El experimento holandés con el cannabis pretende sustituir gradualmente la venta ilegal de cafés por una red cerrada y controlada. Pero si bien el cannabis legal ya está llegando a estos establecimientos, también surgen nuevos desafíos. Uno de ellos es la molestia causada por el olor.
En Lingewaard, los residentes locales están provocando una vez más un debate sobre Hollandse Hoogtes, uno de los cultivadores oficiales dentro del experimento de cannabis. Según varios residentes, el característico olor a cannabis todavía se percibe con frecuencia en las inmediaciones del invernadero NEXTgarden. Esto ha generado un debate que no se limita a un solo cultivador, sino que abarca el futuro del cultivo legal de cannabis en los Países Bajos.
Los residentes siguen presentando quejas.
A pesar de las inversiones previas en filtros de olores y sistemas de tratamiento de aire, varios residentes locales indican que, en su opinión, el problema aún no ha desaparecido por completo. El olor es claramente perceptible, sobre todo en ciertos momentos.
El asunto ha llegado también a la política local. La CDA de Lingewaard ha presentado preguntas a la administración municipal y exige mayor claridad sobre la situación. Según el partido, muchos residentes han dejado de presentar denuncias oficiales porque consideran que no tienen mucha repercusión.
Hollandse Hoogtes ya ha invertido fuertemente
Que Hollandse Hoogte se tome en serio las quejas queda patente en las medidas adoptadas por la empresa en los últimos tiempos. Se han realizado inversiones en sistemas modernos de tratamiento del aire, filtros de carbón adicionales y diversas soluciones técnicas para minimizar al máximo las molestias causadas por los olores.
Sin embargo, sigue siendo un reto.

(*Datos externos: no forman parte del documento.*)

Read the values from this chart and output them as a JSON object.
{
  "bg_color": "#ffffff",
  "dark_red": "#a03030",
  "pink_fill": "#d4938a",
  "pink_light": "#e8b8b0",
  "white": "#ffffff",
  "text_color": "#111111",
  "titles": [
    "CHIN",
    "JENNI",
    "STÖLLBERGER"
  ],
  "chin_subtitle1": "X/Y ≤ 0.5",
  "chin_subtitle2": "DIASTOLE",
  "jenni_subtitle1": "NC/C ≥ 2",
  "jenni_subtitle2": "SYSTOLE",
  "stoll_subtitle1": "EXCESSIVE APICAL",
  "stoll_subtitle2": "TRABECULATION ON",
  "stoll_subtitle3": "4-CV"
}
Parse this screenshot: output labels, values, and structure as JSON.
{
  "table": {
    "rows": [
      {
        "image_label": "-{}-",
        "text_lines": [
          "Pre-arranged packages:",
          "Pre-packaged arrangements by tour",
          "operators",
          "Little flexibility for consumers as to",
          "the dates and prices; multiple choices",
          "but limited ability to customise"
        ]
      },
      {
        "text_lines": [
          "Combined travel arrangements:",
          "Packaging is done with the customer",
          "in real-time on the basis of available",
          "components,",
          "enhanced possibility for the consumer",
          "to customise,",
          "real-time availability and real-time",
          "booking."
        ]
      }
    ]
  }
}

El cannabis es simplemente una planta con un aroma muy fuerte, y evitar por completo que se perciba su olor fuera del invernadero resulta difícil en la práctica.

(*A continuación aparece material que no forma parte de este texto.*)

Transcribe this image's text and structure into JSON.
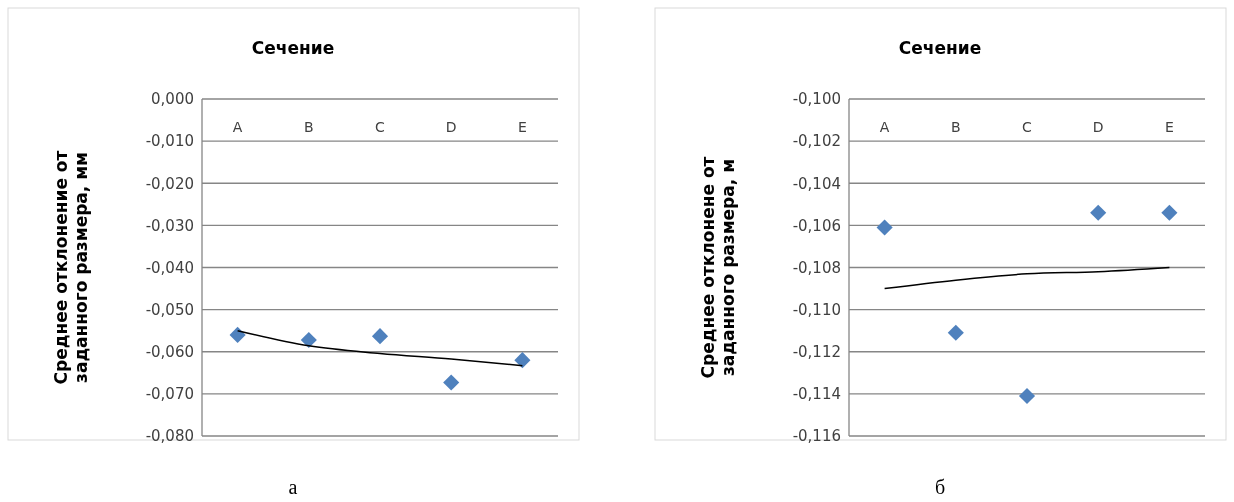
{
  "chart_data": [
    {
      "type": "scatter",
      "title": "Сечение",
      "ylabel": "Среднее отклонение от заданного размера, мм",
      "categories": [
        "A",
        "B",
        "C",
        "D",
        "E"
      ],
      "series": [
        {
          "color": "#4f81bd",
          "marker": "diamond",
          "values": [
            -0.056,
            -0.0572,
            -0.0563,
            -0.0673,
            -0.062
          ]
        },
        {
          "type": "line",
          "color": "#000000",
          "values": [
            -0.055,
            -0.0586,
            -0.0604,
            -0.0617,
            -0.0633
          ]
        }
      ],
      "ylim": [
        -0.08,
        0
      ],
      "yticks": [
        {
          "value": 0,
          "label": "0,000"
        },
        {
          "value": -0.01,
          "label": "-0,010"
        },
        {
          "value": -0.02,
          "label": "-0,020"
        },
        {
          "value": -0.03,
          "label": "-0,030"
        },
        {
          "value": -0.04,
          "label": "-0,040"
        },
        {
          "value": -0.05,
          "label": "-0,050"
        },
        {
          "value": -0.06,
          "label": "-0,060"
        },
        {
          "value": -0.07,
          "label": "-0,070"
        },
        {
          "value": -0.08,
          "label": "-0,080"
        }
      ],
      "grid": "y",
      "annotations": [
        "а"
      ]
    },
    {
      "type": "scatter",
      "title": "Сечение",
      "ylabel": "Среднее отклонене от заданного размера, м",
      "categories": [
        "A",
        "B",
        "C",
        "D",
        "E"
      ],
      "series": [
        {
          "color": "#4f81bd",
          "marker": "diamond",
          "values": [
            -0.1061,
            -0.1111,
            -0.1141,
            -0.1054,
            -0.1054
          ]
        },
        {
          "type": "line",
          "color": "#000000",
          "values": [
            -0.109,
            -0.1086,
            -0.1083,
            -0.1082,
            -0.108
          ]
        }
      ],
      "ylim": [
        -0.116,
        -0.1
      ],
      "yticks": [
        {
          "value": -0.1,
          "label": "-0,100"
        },
        {
          "value": -0.102,
          "label": "-0,102"
        },
        {
          "value": -0.104,
          "label": "-0,104"
        },
        {
          "value": -0.106,
          "label": "-0,106"
        },
        {
          "value": -0.108,
          "label": "-0,108"
        },
        {
          "value": -0.11,
          "label": "-0,110"
        },
        {
          "value": -0.112,
          "label": "-0,112"
        },
        {
          "value": -0.114,
          "label": "-0,114"
        },
        {
          "value": -0.116,
          "label": "-0,116"
        }
      ],
      "grid": "y",
      "annotations": [
        "б"
      ]
    }
  ]
}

No sólo es un problema para Hollandse Hoogte
Resulta llamativo que Hollandse Hoogtes no sea el único participante en el experimento con cannabis que se enfrenta a este problema. Anteriormente también se han reportado molestias por olores desagradables en relación con otros cultivadores legales.
En consecuencia, el control de olores se está convirtiendo en uno de los aspectos clave para el desarrollo de la cadena de suministro regulada de cannabis. Si los Países Bajos quieren demostrar que la producción legal puede realizarse de forma segura y responsable, también deberán limitar al máximo el impacto ambiental.
Una búsqueda del equilibrio adecuado
El experimento con cannabis sigue siendo un hito único en el sector cannábico neerlandés. Por primera vez, se produce cannabis legalmente a gran escala para los coffeeshops. Esto genera oportunidades, pero también nuevos desafíos que el gobierno, los cultivadores y los residentes locales deberán resolver conjuntamente.
El próximo periodo demostrará si las medidas existentes son suficientes o si se necesitan soluciones adicionales para abordar las preocupaciones de los residentes locales, sin ralentizar el desarrollo posterior del experimento.